Concern over private nursery cash
- 8 September 2010
- From the section Glasgow & West Scotland
Ministers have been asked to clarify government policy on part-time funded nursery places after claims councils may be "ignoring" official guidelines.
Scottish Conservative education spokeswoman Liz Smith is seeking assurances that funded places have not been withdrawn from private nurseries.
If this happens, parents need to find another partner nursery or risk losing a part-time funded place.
In some cases this can be worth up to £1,550 per year for each child.
Children aged between three and five in Scotland are entitled to 12.5 hours a week free nursery education during school term time.
The cash, which comes from the Scottish government, is distributed by local authorities.

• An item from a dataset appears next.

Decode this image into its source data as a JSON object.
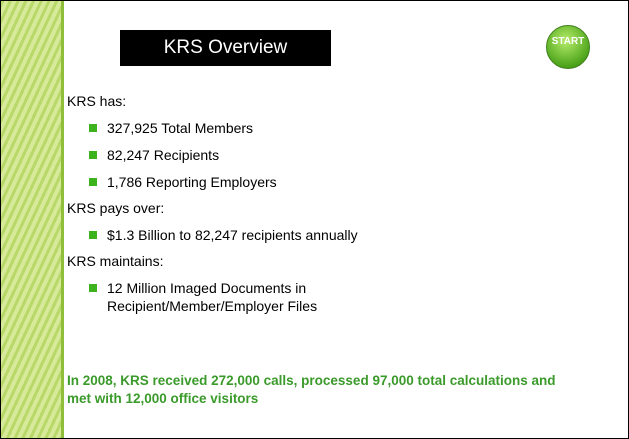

The free hours can be provided in a council-run nursery, a nursery class in a primary school, a playgroup or a private day nursery which has "partnership status" with the local council.
When partnership status is withdrawn from a private nursery, parents must move their child to continue qualifying for funding.
This can be to another private nursery or one of the other providers.
Official guidelines on how this scheme operates state that councils should secure enough places locally to meet demand.
It also states councils must reflect parental choice to use private nurseries, and facilities in other authority areas to reflect their working lifestyle.
Ms Smith has tabled questions at Holyrood after worried nursery owners contacted her about a number of private nurseries losing partnership places.
She believes ministers have to clarify how official guidelines are interpreted to ensure parental choice is not being stymied.
She said: "I am very clear that parents both want and have a right to be able to send their child to a nursery of their choice.
"This choice must not be compromised because of confusion over what obligations are required of local authorities when it comes to the provision of places within partnership nurseries or by the fact that Scottish Executive guidelines are being ignored.
"It is very important to establish what the facts are and that is why I have laid parliamentary questions on this issue."